When customers visit the farm they are offered more information on their plant purchase through email. Those customer emails, together with online sales information, are used for their email marketing program throughout the season.
Adelman said her business is promoted on Dave’s Garden website. Her flower farm is listed there as a source for 100 of the more popular heirloom perennials. “When we got an order from Oregon, I asked why they ordered from us, 2,000 miles away. They said that it was the only place they could find it!” she said.
For the past two years, one of the more requested plants has been white fleece flower (Persicaria polymorpha). When a Minnesota TV garden program featured it, orders started pouring in from that part of the country. Another favorite is Angelica gigas (giant angelica or purple parsnip), a stunning four- to five-foot plant that blooms in late summer with prolific purple dome flowers. The website not only shares photos and growing information for its plants, but their history as well.

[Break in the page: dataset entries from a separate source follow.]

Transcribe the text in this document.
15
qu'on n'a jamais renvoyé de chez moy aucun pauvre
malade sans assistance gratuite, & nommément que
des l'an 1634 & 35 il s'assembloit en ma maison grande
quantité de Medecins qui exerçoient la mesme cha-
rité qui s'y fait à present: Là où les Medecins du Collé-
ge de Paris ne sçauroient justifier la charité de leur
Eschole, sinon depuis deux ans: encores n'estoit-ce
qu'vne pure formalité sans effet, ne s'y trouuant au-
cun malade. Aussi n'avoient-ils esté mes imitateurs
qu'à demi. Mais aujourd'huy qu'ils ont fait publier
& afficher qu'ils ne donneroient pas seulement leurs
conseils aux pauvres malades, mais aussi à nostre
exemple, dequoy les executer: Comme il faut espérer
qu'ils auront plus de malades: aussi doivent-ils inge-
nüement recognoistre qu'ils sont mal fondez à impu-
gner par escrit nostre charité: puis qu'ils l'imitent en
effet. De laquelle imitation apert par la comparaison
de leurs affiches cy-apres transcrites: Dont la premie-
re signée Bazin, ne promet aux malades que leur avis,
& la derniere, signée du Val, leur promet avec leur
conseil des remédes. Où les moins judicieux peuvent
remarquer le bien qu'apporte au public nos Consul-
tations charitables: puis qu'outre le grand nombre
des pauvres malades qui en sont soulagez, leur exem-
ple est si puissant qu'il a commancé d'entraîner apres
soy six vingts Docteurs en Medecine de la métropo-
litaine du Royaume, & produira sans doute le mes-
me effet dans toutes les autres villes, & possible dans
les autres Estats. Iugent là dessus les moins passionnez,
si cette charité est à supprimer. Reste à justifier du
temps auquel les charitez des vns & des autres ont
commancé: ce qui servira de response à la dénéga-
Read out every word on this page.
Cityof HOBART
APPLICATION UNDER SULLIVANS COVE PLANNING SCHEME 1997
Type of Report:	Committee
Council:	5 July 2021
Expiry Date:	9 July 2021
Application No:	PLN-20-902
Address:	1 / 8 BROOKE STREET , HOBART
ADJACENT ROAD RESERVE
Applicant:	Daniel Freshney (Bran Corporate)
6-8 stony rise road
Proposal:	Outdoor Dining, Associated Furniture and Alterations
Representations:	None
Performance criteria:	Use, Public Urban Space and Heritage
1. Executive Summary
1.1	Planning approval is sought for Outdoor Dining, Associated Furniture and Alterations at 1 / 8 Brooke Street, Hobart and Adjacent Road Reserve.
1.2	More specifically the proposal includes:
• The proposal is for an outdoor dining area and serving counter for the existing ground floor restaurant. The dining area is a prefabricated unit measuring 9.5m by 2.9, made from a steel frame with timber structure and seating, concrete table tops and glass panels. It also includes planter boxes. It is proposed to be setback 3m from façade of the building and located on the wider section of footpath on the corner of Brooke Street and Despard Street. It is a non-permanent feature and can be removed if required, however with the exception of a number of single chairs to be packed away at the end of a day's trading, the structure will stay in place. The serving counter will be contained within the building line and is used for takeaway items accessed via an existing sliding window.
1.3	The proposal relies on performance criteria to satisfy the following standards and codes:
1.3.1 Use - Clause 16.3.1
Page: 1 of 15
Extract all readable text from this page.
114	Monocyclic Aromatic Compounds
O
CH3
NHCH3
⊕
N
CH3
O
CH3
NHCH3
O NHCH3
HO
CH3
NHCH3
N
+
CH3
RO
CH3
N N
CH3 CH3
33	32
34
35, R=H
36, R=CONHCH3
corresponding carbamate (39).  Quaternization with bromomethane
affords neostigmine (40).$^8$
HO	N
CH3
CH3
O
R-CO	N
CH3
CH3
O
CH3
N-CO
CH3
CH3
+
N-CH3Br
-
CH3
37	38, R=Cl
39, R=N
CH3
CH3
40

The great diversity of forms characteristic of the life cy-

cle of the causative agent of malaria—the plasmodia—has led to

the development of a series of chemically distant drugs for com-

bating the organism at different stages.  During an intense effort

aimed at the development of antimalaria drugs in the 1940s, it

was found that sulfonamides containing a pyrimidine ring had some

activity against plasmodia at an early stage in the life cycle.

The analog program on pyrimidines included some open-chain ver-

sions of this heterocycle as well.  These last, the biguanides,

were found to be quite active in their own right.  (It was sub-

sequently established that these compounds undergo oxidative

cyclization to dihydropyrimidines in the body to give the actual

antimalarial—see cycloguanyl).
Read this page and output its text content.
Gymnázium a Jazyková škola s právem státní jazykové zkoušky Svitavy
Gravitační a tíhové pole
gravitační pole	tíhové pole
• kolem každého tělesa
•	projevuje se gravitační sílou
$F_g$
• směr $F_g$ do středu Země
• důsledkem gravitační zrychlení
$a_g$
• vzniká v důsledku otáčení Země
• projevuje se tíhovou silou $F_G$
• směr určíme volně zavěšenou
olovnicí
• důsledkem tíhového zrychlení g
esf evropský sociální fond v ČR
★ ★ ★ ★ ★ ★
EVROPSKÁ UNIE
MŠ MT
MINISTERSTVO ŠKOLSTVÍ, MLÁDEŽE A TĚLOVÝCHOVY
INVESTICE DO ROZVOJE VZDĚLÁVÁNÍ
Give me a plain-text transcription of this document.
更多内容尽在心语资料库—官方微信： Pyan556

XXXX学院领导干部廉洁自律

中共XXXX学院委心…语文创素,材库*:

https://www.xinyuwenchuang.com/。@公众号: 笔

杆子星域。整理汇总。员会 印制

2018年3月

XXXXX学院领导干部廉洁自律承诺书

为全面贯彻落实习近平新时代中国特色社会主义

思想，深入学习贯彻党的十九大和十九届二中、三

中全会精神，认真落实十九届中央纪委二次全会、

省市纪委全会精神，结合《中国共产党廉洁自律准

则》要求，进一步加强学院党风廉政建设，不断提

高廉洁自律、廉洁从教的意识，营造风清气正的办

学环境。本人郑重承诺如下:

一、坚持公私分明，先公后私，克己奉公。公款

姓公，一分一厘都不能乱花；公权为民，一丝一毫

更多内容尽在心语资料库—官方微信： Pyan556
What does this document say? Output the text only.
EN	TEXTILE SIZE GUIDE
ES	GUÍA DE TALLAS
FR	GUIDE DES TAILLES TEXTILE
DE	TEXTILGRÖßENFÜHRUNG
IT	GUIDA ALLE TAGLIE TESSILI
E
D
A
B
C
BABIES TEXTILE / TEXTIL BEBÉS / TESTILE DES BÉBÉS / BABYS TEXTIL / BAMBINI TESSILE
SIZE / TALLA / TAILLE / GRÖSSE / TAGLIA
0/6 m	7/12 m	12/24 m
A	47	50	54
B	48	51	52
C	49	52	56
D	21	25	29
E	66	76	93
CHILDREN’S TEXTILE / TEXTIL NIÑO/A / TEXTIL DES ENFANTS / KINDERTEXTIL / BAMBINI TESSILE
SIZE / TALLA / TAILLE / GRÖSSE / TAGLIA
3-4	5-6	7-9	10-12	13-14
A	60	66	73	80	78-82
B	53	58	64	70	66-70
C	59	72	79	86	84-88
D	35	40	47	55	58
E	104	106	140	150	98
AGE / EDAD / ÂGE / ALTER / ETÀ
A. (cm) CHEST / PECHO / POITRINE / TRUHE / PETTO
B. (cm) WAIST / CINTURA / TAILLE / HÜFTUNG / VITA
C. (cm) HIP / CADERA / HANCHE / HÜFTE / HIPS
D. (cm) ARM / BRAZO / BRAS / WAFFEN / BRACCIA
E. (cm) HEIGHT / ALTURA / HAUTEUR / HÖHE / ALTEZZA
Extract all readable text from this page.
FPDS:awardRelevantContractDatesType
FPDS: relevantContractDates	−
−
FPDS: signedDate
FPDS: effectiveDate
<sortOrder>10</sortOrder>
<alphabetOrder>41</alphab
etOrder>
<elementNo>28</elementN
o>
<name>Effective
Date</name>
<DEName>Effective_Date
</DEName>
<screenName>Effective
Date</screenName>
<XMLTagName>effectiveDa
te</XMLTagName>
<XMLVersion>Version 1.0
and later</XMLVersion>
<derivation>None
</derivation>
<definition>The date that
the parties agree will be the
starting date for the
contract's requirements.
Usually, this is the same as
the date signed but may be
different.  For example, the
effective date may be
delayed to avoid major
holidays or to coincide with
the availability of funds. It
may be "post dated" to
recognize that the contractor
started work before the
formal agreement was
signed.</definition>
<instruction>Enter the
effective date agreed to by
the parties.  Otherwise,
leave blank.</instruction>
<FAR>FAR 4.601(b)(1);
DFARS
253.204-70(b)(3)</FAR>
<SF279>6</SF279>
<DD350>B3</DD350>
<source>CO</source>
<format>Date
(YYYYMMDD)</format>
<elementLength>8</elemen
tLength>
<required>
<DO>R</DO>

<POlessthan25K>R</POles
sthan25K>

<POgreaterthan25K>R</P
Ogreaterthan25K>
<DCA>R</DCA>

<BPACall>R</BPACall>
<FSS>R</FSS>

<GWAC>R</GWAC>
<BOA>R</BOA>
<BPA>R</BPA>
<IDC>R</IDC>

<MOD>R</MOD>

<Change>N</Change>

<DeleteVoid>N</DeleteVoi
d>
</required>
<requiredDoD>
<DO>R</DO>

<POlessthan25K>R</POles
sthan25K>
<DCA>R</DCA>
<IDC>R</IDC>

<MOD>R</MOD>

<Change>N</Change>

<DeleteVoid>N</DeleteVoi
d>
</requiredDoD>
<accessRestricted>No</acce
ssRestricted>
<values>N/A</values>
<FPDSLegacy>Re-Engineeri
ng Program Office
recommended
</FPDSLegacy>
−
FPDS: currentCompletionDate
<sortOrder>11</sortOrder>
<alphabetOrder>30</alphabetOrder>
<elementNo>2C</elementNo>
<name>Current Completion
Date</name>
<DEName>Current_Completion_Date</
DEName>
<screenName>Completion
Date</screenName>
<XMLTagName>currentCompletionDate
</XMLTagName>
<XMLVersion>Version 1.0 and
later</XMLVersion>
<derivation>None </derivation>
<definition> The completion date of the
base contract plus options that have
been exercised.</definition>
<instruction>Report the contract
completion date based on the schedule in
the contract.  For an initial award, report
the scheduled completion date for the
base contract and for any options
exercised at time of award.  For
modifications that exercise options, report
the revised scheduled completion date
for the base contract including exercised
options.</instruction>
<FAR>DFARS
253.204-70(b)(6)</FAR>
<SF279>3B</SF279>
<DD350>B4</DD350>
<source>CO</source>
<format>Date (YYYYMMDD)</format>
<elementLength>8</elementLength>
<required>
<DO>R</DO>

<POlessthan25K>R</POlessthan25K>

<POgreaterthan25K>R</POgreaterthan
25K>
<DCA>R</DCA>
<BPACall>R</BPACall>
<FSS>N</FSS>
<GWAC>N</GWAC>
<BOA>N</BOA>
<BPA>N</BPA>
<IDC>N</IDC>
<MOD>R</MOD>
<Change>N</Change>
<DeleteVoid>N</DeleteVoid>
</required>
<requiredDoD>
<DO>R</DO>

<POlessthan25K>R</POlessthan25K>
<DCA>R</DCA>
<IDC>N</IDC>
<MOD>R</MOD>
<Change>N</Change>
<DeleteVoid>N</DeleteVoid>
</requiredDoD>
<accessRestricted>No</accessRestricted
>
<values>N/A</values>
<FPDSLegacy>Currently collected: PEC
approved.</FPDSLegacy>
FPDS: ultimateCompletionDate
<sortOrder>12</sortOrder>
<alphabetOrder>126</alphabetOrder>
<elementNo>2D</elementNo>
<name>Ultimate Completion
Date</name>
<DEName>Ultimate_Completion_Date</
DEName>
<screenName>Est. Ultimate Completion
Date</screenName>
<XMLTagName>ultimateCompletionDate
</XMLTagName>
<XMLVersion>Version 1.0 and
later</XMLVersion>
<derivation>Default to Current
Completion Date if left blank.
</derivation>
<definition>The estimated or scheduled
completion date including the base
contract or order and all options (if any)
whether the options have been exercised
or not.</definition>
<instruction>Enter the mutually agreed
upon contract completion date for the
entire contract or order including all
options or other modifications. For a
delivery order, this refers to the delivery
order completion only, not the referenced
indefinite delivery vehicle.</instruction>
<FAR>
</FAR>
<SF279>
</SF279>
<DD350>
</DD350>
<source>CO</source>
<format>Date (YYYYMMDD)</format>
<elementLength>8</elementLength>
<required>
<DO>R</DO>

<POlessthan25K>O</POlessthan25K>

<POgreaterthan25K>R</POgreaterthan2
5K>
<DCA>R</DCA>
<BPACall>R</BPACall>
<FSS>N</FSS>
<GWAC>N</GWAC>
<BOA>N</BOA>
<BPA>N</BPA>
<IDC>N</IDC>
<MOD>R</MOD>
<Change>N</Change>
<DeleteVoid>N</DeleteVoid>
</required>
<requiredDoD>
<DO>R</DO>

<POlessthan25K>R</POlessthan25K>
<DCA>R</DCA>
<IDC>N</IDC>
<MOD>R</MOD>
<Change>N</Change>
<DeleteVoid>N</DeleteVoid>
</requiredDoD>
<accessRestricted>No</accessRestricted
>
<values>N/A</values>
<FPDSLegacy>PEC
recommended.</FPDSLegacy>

For example, A. gigas was first collected by a Japanese botanist, Takenoshin Nakai, before 1917. Official botanist for Korea, he explored the unknown mountains and forests there and introduced its plants to the world. The Korean name for the plant is “Cham-dang-qui.”
Perennials from Heritage Flower Farm have been incorporated into some of our country’s national landmarks, such as Washington Crossing Historic Park in Pennsylvania and the Smithsonian in Washington, D.C. They’re also found at the Denver Zoo, botanical gardens of Bartram’s Gardens in Philadelphia and the Royal Botanical Gardens of Hamilton in Canada. Adelman’s nursery received the distinction of Certified Wildlife Habitat from the National Wildlife Federation, an award that recognizes sustainable gardens that support wildlife.
Adelman is currently writing a book on Lewis and Clark’s expedition to collect and catalog plants in the early 1800s. Her book and plant research has included travels to San Francisco, the East Coast and England. It was at the library archives of Harvard, for example, she found the letters of Asa Gray, often referred to as the most important American botanist of the 19th century.
Heirloom plants witnessed America in her infancy and tell us how inventive, early people made them into food and medicine. They remind us of our grandmothers’ gardens. Whether you like them for their sentimental or historical value, they all tell the story of years gone by. If you want to know that story, just ask Betty Adelman.